An access control gap in Microsoft's Active Directory (AD) service may allow users within Windows environments to access domains beyond those for which they are authenticated, all while IT admins are none the wiser.
AD, Microsoft's catchall identity management service for authenticating computers, printers, users, or really anything participating in an IT environment, is built into most Windows domain-type networks. Tens of thousands of organizations use the service, including 90% of Global Fortune 1000 companies, according to Frost & Sullivan.
Network administrators use AD to manage authentication across a domain, ensuring that intended users — only intended users — can access the resources they're allotted — only those they're allotted.
In a report published March 14, however, Charlie Clark, security researcher at Semperis, detailed how a user can escape the guardrails within AD, and access domains for which they were not explicitly granted permission.
"It massively increases the attack surface for an attacker," he explains, "and obviously, the larger the attack surface, the more likely it is that an attacker can find an exploitable bug."
MSFT AD's "Transitive Trust" Problem
According to the transitive property of mathematics, if a = b and b = c, then a = c.
In AD, if domain A connects to domain B, and domain B connects to domain C, domains A and C may or may not be able to access one another, depending on whether they share a "transitive trust." As stated in Microsoft's documentation, "transitivity determines whether a trust can be extended outside of the two domains with which it was formed."
Two domains belonging to two different organizations might bear an "external trust" — a form of trust that's set up manually in AD, which is nontransitive. However, herein lies the issue that Clark found: that external trust can be used by one company to access sister domains within the same group (what Microsoft calls a "forest") as the second, for which no official external trust has been established, Clark says.
"If what we thought about non-transitive trusts were true," Clark explains, an authenticated user from one domain would "only be able to target the specific domain they've got a trust with. They wouldn't be able to move around the forest to other domains."
Instead, "any account within the trusted domain will be able to authenticate against any domain within the entire forest in which the trusting domain resides," he wrote in his analysis.
A malicious user who figures out how to burrow around a forest at will can access resources, reach accounts, and find data they otherwise should not.
"It allows an attacker to have a much larger attack surface from any low-privileged account on a trusted domain," Clark reasons, because "if you manage to take over a single domain within a forest, it's very easy to take over the whole forest."
Clark first reported his findings to Microsoft on May 4, 2022. On Sept. 29, Microsoft wrote in an email that "we have determined that this submission does not meet the definition of a security vulnerability for servicing. This report does not appear to identify a weakness in a Microsoft product or service that would enable an attacker to compromise the integrity, availability, or confidentiality of a Microsoft offering." With that, the company closed the case.
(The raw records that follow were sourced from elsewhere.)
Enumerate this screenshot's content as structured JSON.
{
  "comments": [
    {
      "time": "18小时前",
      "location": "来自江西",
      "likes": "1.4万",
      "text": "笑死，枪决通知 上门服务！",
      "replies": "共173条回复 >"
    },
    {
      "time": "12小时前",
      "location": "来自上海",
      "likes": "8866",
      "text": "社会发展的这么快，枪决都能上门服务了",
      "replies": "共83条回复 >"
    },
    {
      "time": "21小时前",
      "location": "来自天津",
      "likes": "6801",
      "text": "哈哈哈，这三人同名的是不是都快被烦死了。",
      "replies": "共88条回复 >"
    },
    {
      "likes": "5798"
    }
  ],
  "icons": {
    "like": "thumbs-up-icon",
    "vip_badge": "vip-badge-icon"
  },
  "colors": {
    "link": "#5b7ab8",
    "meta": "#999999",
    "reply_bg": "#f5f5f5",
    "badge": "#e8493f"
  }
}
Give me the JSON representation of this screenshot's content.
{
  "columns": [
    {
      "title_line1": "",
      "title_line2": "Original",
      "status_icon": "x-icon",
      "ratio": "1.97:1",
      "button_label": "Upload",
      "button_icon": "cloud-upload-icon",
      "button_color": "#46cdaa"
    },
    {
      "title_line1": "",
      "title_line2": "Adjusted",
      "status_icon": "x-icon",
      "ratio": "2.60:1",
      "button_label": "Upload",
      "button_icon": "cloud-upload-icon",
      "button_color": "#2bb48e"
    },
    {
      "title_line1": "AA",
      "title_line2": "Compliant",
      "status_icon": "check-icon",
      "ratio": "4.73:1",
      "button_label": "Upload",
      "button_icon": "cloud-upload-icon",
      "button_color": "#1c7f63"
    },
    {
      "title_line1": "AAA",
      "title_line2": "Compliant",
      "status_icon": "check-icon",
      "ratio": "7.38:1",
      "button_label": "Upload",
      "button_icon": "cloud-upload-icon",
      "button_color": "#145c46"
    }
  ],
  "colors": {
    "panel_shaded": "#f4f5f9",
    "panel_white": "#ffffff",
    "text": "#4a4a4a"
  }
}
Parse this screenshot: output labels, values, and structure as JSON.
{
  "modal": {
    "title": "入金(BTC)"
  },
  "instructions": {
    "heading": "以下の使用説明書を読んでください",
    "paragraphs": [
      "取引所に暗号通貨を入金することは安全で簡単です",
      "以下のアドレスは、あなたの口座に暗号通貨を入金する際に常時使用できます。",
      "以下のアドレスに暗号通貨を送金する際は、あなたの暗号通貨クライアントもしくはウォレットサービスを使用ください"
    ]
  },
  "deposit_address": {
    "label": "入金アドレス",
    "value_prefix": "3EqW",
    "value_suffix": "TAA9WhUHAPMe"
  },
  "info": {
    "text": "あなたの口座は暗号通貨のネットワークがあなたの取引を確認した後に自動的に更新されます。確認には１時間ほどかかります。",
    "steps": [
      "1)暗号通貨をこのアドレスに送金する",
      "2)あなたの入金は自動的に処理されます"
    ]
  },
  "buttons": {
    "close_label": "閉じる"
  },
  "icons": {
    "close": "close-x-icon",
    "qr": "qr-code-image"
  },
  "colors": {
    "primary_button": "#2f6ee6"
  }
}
“We provide many mechanisms for limiting resource access when using external trusts in a forest trust environment," a Microsoft spokesperson explained. "For example, by applying an authentication policy to resources at any granularity to allow or deny authentication based on any security descriptor. Customers can also set a deny-by-default posture which only allows those users to authenticate to accounts where the user has the allowed-to-authenticate right. We are continuously researching ways to improve security for future releases. More information is available in our authentication policy documentation.”
Why Trust Matters
Clark worked as a systems administrator for over 15 years, and a pen tester for six. "Every medium to large business or infrastructure that I've worked with has had external trusts," he claims. By that logic, most of AD's clients are likely at risk right now, he alleges, if additional protections haven't been put in place.
Microsoft's recommendations aside, to protect against this form of access control abuse, Clark recommends that admins remove all external trusts. If this is not possible, then monitoring which users are accessing what is the next best thing.
The most important thing, in the end, is awareness. Otherwise, admins may fall prey to a false sense of security. They "can see that a trusted domain is a higher risk. So they may apply greater security to that domain," Clark explains, but "they might not apply the same level of security to the rest of the domains within the forest," despite the similar risk.
"I think the main thing is to make system admins aware that this is possible," Clark concludes. By knowing this, "they can harden the rest of the domain sufficiently."